Last week, the group of oil producing nations that make up the Organization of the Petroleum Exporting Countries (OPEC) cartel agreed to extend production cuts through the end of 2018. The production limits are an effort to increase the price of oil and generate badly needed revenue for the OPEC nations.
According to Bloomberg, the meeting of OPEC nations was a success. The news service noted that the growing global economy and production cuts have helped push up oil prices. But the problem now is how to keep prices high without stimulating further growth in US shale oil production.
Many analysts believe shale production will increase when oil tops $60 a barrel since that is the level where the wells are profitable. These analysts also believe there are a number of well heads ready to be turned on whenever prices are high.
Or as an oil analyst with the Boston Consulting Group, said, “For now, the OPEC-Russia bromance continues.”
The outlook for oil now is that prices are likely to remain in a range. This is the pattern that has existed for nearly two years now.
That means we are likely to see a similar pattern in US shale producers since oil and gas companies tend to show a high degree of correlation with the price of oil.
Among the large cap shale producers is Hess Corporation (NYSE: HES). Hess has made significant investments in these unconventional oil and gas plays. The company first moved into the Bakken Formation in North Dakota, one of the premier U.S. tight oil plays.
More recently, Hess has expanded into the Utica Formation in Ohio, an emerging shale gas play. Oil and gas from these plays now constitutes about 45% of Hess’ total operated production.

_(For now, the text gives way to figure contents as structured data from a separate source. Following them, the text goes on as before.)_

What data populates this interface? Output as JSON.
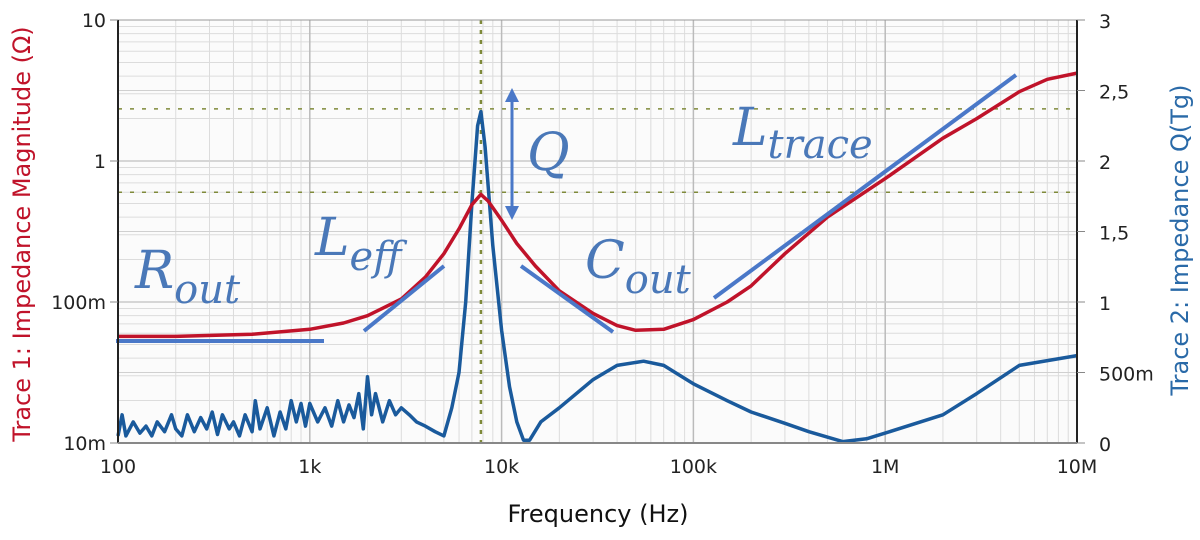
{
  "chart_data": {
    "type": "line",
    "xlabel": "Frequency (Hz)",
    "ylabel_left": "Trace 1: Impedance Magnitude (Ω)",
    "ylabel_right": "Trace 2: Impedance Q(Tg)",
    "x_scale": "log",
    "xlim": [
      100,
      10000000
    ],
    "x_ticks": [
      {
        "v": 100,
        "label": "100"
      },
      {
        "v": 1000,
        "label": "1k"
      },
      {
        "v": 10000,
        "label": "10k"
      },
      {
        "v": 100000,
        "label": "100k"
      },
      {
        "v": 1000000,
        "label": "1M"
      },
      {
        "v": 10000000,
        "label": "10M"
      }
    ],
    "y_left_scale": "log",
    "y_left_lim": [
      0.01,
      10
    ],
    "y_left_ticks": [
      {
        "v": 0.01,
        "label": "10m"
      },
      {
        "v": 0.1,
        "label": "100m"
      },
      {
        "v": 1,
        "label": "1"
      },
      {
        "v": 10,
        "label": "10"
      }
    ],
    "y_right_scale": "linear",
    "y_right_lim": [
      0,
      3
    ],
    "y_right_ticks": [
      {
        "v": 0,
        "label": "0"
      },
      {
        "v": 0.5,
        "label": "500m"
      },
      {
        "v": 1,
        "label": "1"
      },
      {
        "v": 1.5,
        "label": "1,5"
      },
      {
        "v": 2,
        "label": "2"
      },
      {
        "v": 2.5,
        "label": "2,5"
      },
      {
        "v": 3,
        "label": "3"
      }
    ],
    "grid": true,
    "colors": {
      "trace1": "#c0132a",
      "trace2": "#1a5a9c",
      "annotation": "#4a78b8",
      "marker": "#7f8a3a"
    },
    "series": [
      {
        "axis": "left",
        "color": "#c0132a",
        "x": [
          100,
          200,
          500,
          1000,
          1500,
          2000,
          3000,
          4000,
          5000,
          6000,
          7000,
          7800,
          8500,
          10000,
          12000,
          15000,
          20000,
          30000,
          40000,
          50000,
          70000,
          100000,
          150000,
          200000,
          300000,
          500000,
          1000000,
          2000000,
          3000000,
          5000000,
          7000000,
          10000000
        ],
        "y": [
          0.057,
          0.057,
          0.059,
          0.064,
          0.071,
          0.08,
          0.105,
          0.15,
          0.22,
          0.33,
          0.49,
          0.58,
          0.52,
          0.38,
          0.26,
          0.18,
          0.12,
          0.083,
          0.068,
          0.063,
          0.064,
          0.075,
          0.1,
          0.13,
          0.22,
          0.4,
          0.75,
          1.45,
          2.0,
          3.1,
          3.8,
          4.2
        ]
      },
      {
        "axis": "right",
        "color": "#1a5a9c",
        "x": [
          100,
          105,
          110,
          120,
          130,
          140,
          150,
          160,
          175,
          190,
          200,
          215,
          230,
          250,
          270,
          290,
          310,
          330,
          350,
          380,
          400,
          430,
          460,
          500,
          520,
          550,
          600,
          650,
          700,
          750,
          800,
          850,
          900,
          950,
          1000,
          1100,
          1200,
          1300,
          1400,
          1500,
          1600,
          1700,
          1800,
          1900,
          2000,
          2100,
          2200,
          2400,
          2600,
          2800,
          3000,
          3300,
          3600,
          4000,
          4500,
          5000,
          5500,
          6000,
          6500,
          7000,
          7500,
          7800,
          8200,
          9000,
          10000,
          11000,
          12000,
          13000,
          14000,
          16000,
          20000,
          30000,
          40000,
          55000,
          70000,
          100000,
          150000,
          200000,
          300000,
          400000,
          600000,
          800000,
          1000000,
          2000000,
          3000000,
          5000000,
          10000000
        ],
        "y": [
          0.05,
          0.2,
          0.05,
          0.15,
          0.07,
          0.12,
          0.05,
          0.15,
          0.08,
          0.2,
          0.1,
          0.05,
          0.2,
          0.08,
          0.18,
          0.1,
          0.22,
          0.06,
          0.2,
          0.1,
          0.15,
          0.05,
          0.2,
          0.08,
          0.3,
          0.1,
          0.25,
          0.05,
          0.22,
          0.1,
          0.3,
          0.15,
          0.28,
          0.12,
          0.28,
          0.15,
          0.25,
          0.12,
          0.3,
          0.15,
          0.27,
          0.18,
          0.35,
          0.1,
          0.47,
          0.2,
          0.35,
          0.15,
          0.3,
          0.2,
          0.25,
          0.2,
          0.15,
          0.12,
          0.08,
          0.05,
          0.25,
          0.5,
          1.0,
          1.7,
          2.25,
          2.35,
          2.1,
          1.4,
          0.8,
          0.4,
          0.15,
          0.02,
          0.02,
          0.15,
          0.25,
          0.45,
          0.55,
          0.58,
          0.55,
          0.42,
          0.3,
          0.22,
          0.14,
          0.08,
          0.01,
          0.03,
          0.07,
          0.2,
          0.35,
          0.55,
          0.62
        ]
      }
    ],
    "markers": {
      "frequency": 7800,
      "magnitude": 0.6,
      "q": 2.37
    },
    "annotations": [
      {
        "main": "R",
        "sub": "out"
      },
      {
        "main": "L",
        "sub": "eff"
      },
      {
        "main": "C",
        "sub": "out"
      },
      {
        "main": "L",
        "sub": "trace"
      },
      {
        "main": "Q",
        "sub": ""
      }
    ]
  }
}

One options strategy that benefits from a stock in a trading range is an iron condor. This strategy has the added benefit of carrying limited risk.To open an iron condor trade, the investor sells one call while buying another call with a higher exercise price and sells one put while buying another put with a lower exercise price. Typically, the exercise prices of the calls are above the market price of the stock and the exercise prices of the put options are below the current price of the underlying stock.

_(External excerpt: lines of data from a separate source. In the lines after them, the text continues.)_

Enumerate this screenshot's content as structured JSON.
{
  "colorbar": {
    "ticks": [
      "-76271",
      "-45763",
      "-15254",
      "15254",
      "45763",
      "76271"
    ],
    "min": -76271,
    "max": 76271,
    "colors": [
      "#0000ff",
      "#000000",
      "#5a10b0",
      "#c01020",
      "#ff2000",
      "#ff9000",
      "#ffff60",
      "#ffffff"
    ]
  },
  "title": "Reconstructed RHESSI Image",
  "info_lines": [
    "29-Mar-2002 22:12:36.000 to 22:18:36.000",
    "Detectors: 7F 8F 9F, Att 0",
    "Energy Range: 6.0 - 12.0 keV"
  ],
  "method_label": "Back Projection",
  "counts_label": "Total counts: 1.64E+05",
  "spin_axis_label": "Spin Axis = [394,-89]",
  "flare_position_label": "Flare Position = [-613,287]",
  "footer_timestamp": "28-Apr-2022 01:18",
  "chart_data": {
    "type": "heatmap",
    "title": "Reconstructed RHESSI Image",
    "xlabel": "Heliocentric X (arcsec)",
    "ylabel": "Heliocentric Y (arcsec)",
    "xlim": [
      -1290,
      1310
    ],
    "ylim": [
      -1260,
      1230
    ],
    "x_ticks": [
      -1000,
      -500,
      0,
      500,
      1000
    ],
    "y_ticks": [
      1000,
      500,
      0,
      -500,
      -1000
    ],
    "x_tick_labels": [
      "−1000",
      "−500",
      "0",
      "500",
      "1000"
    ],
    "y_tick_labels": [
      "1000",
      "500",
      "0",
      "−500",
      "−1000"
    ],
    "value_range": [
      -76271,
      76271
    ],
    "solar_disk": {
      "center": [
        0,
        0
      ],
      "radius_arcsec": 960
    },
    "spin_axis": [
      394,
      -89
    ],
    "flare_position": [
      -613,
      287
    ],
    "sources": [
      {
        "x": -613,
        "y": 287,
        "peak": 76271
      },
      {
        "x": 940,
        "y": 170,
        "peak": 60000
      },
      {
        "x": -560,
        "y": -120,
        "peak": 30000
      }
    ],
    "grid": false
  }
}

In an iron condor, the difference between the exercise prices of the two call options will be equal to the difference between the exercise prices of the two put options. The final requirement for this strategy is that all of the options must have the same expiration date.
The iron condor is an example of how options are a versatile tool and could meet many of your trading objectives. In this trade, options provide income and defined risk that should be lower than owning the stock.